Sepak bola

Inilah Garuda yang tersebut baru

DKI Jakarta – Sebanyak 23.677 pasang mata di dalam Stadion Utama Gelora Bung Karno (SUGBK), Jakarta, Hari Jumat malam, seolah menyaksikan wujud "Garuda baru" yang mana berkali-kali dijanjikan instruktur timnas Indonesia, John Herdman, sejak diperkenalkan pada Januari lalu.

Perlahan tetapi pasti, identitas permainan yang dimaksud diinginkan Herdman mulai terlihat di tubuh grup Garuda. Memang belum sempurna, tetapi banyak yang digunakan setuju bahwa kemenangan 3-0 menghadapi timnas Oman merupakan penampilan terbaik Indonesi dalam bawah arahan pembimbing jika Inggris tersebut.

Kemenangan itu juga mengakhiri catatan buruk Negara Indonesia ketika menghadapi delegasi Timur Tengah tersebut. Sebelumnya, pasukan Garuda tak pernah menang berhadapan dengan Oman di 38 tahun terakhir. Menariknya, kemenangan terakhir Negara Indonesia menghadapi Oman berjalan pada 1988 dengan skor yang digunakan sama, yakni 3-0.

Yang tak kalah penting, kemenangan ini diraih berhadapan dengan grup yang digunakan menempati peringkat ke-79 dunia, atau 43 tingkat lebih lanjut besar jika dibandingkan Indonesia yang berada di tempat ke-122 ranking FIFA.

Hasil yang dimaksud menjadi bukti bahwa tempat di ranking FIFA tidaklah setiap saat mencerminkan kekuatan sesungguhnya sebuah pasukan di dalam lapangan. Perspektif sejenis juga disampaikan ahli Oman, Tarik Sektioui, yang memandang perbedaan peringkat tidaklah setiap saat menggambarkan jarak kualitas yang digunakan sebenarnya.

“Peringkat merekan pada waktu ini bukan mencerminkan kualitas permainan yang sebenarnya, teristimewa dengan perkembangan di beberapa tahun terakhir," kata Sektioui di jumpa pers selepas pertandingan ke SUGBK, Jumat.

Dominan. Itulah kata yang paling tepat untuk menggambarkan jalannya pertandingan. Memang, statistik Lapangbola mencatatkan Negara Indonesia belaka unggul tipis di penguasaan bola, yakni 57 persen berbanding 43 persen milik Oman.

Namun, siapa pun yang tersebut menyaksikan laga ini akan mengenali bahwa kelompok Garuda benar-benar mengendalikan permainan. Padahal, Indonesi belum tampil dengan kekuatan terbaik dikarenakan absennya banyak pemain kunci seperti Jay Idzes, Thom Haye, Miliano Jonathans, Mees Hilgers, serta Marselino Ferdinan.

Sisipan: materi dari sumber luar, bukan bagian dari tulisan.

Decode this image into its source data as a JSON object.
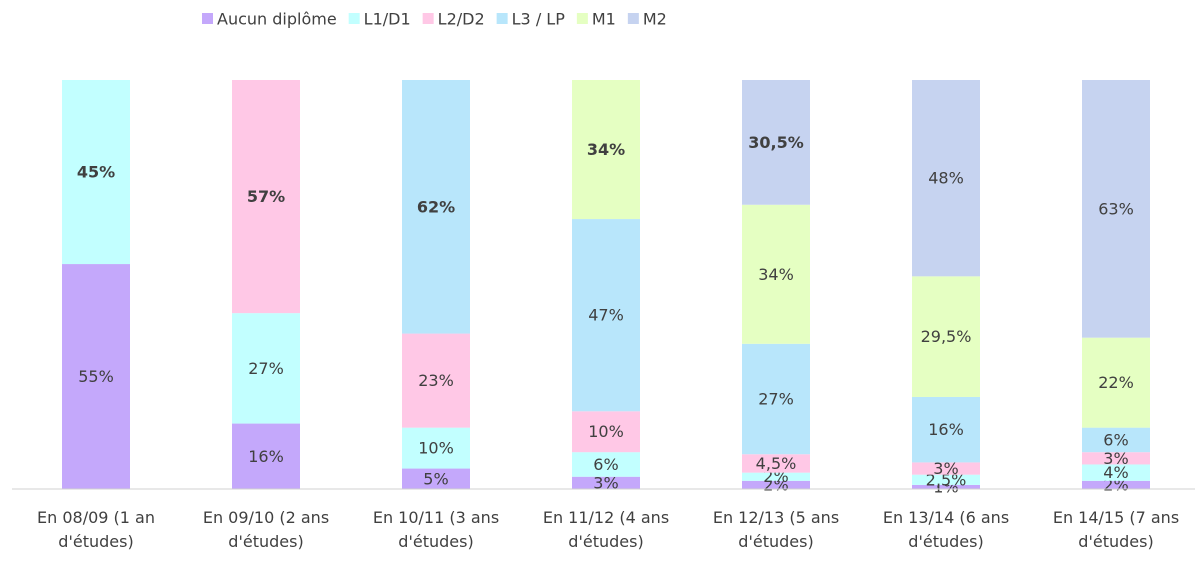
{
  "chart_data": {
    "type": "stacked_bar_100",
    "categories": [
      "En 08/09 (1 an d'études)",
      "En 09/10 (2 ans d'études)",
      "En 10/11 (3 ans d'études)",
      "En 11/12 (4 ans d'études)",
      "En 12/13 (5 ans d'études)",
      "En 13/14 (6 ans d'études)",
      "En 14/15 (7 ans d'études)"
    ],
    "ylim": [
      0,
      100
    ],
    "legend": "top",
    "series": [
      {
        "name": "Aucun diplôme",
        "color": "#c4a8fb",
        "values": [
          55,
          16,
          5,
          3,
          2,
          1,
          2
        ],
        "value_labels": [
          "55%",
          "16%",
          "5%",
          "3%",
          "2%",
          "1%",
          "2%"
        ],
        "bold": [
          false,
          false,
          false,
          false,
          false,
          false,
          false
        ]
      },
      {
        "name": "L1/D1",
        "color": "#c2ffff",
        "values": [
          45,
          27,
          10,
          6,
          2,
          2.5,
          4
        ],
        "value_labels": [
          "45%",
          "27%",
          "10%",
          "6%",
          "2%",
          "2,5%",
          "4%"
        ],
        "bold": [
          true,
          false,
          false,
          false,
          false,
          false,
          false
        ]
      },
      {
        "name": "L2/D2",
        "color": "#ffc8e6",
        "values": [
          null,
          57,
          23,
          10,
          4.5,
          3,
          3
        ],
        "value_labels": [
          null,
          "57%",
          "23%",
          "10%",
          "4,5%",
          "3%",
          "3%"
        ],
        "bold": [
          false,
          true,
          false,
          false,
          false,
          false,
          false
        ]
      },
      {
        "name": "L3 / LP",
        "color": "#b8e6fb",
        "values": [
          null,
          null,
          62,
          47,
          27,
          16,
          6
        ],
        "value_labels": [
          null,
          null,
          "62%",
          "47%",
          "27%",
          "16%",
          "6%"
        ],
        "bold": [
          false,
          false,
          true,
          false,
          false,
          false,
          false
        ]
      },
      {
        "name": "M1",
        "color": "#e5ffc2",
        "values": [
          null,
          null,
          null,
          34,
          34,
          29.5,
          22
        ],
        "value_labels": [
          null,
          null,
          null,
          "34%",
          "34%",
          "29,5%",
          "22%"
        ],
        "bold": [
          false,
          false,
          false,
          true,
          false,
          false,
          false
        ]
      },
      {
        "name": "M2",
        "color": "#c6d3f0",
        "values": [
          null,
          null,
          null,
          null,
          30.5,
          48,
          63
        ],
        "value_labels": [
          null,
          null,
          null,
          null,
          "30,5%",
          "48%",
          "63%"
        ],
        "bold": [
          false,
          false,
          false,
          false,
          true,
          false,
          false
        ]
      }
    ]
  }
}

Dominasi yang disebutkan tercermin dari produktivitas serangan. Tanah Air mengurangi 10 tembakan, enam ke antaranya mengarah tepat ke gawang, kemudian tiga berbuah gol melalui Justin Hubner pada menit ke-13, Ole Romeny pada menit ke-27, juga Ragnar Oratmangoen pada menit ke-56.

Tak belaka lini depan yang tersebut tampil impresif, sektor pertahanan juga layak mendapat apresiasi. Trio bek sedang Rizky Ridho, Elkan Baggott, serta Justin Hubner tampil solid di skema 3-4-3 walaupun tanpa komando sang kapten, Jay Idzes, yang mana absen sebab masih menjalani pemulihan cedera.

Meski demikian, lini belakang Nusantara bukan sepenuhnya tanpa cela. Beberapa kali masih terlihat celah yang tersebut sanggup dimanfaatkan lawan. Salah satunya berlangsung pada saat Hubner terlambat melakukan tekel terhadap bek kanan Oman, Amjad Al-Harthi, pada pada kotak penalti.

Wasit selama Singapura, Muhammad Taqi, tanpa ragu menunjuk titik putih. Keputusan itu bermetamorfosis menjadi hukuman melawan tindakan ceroboh bek Fortuna Sittard tersebut.

Dilarang keras mengambil konten, melakukan crawling atau pengindeksan otomatis untuk Kecerdasan Buatan dalam website web ini tanpa izin tertoreh dari Kantor Berita ANTARA.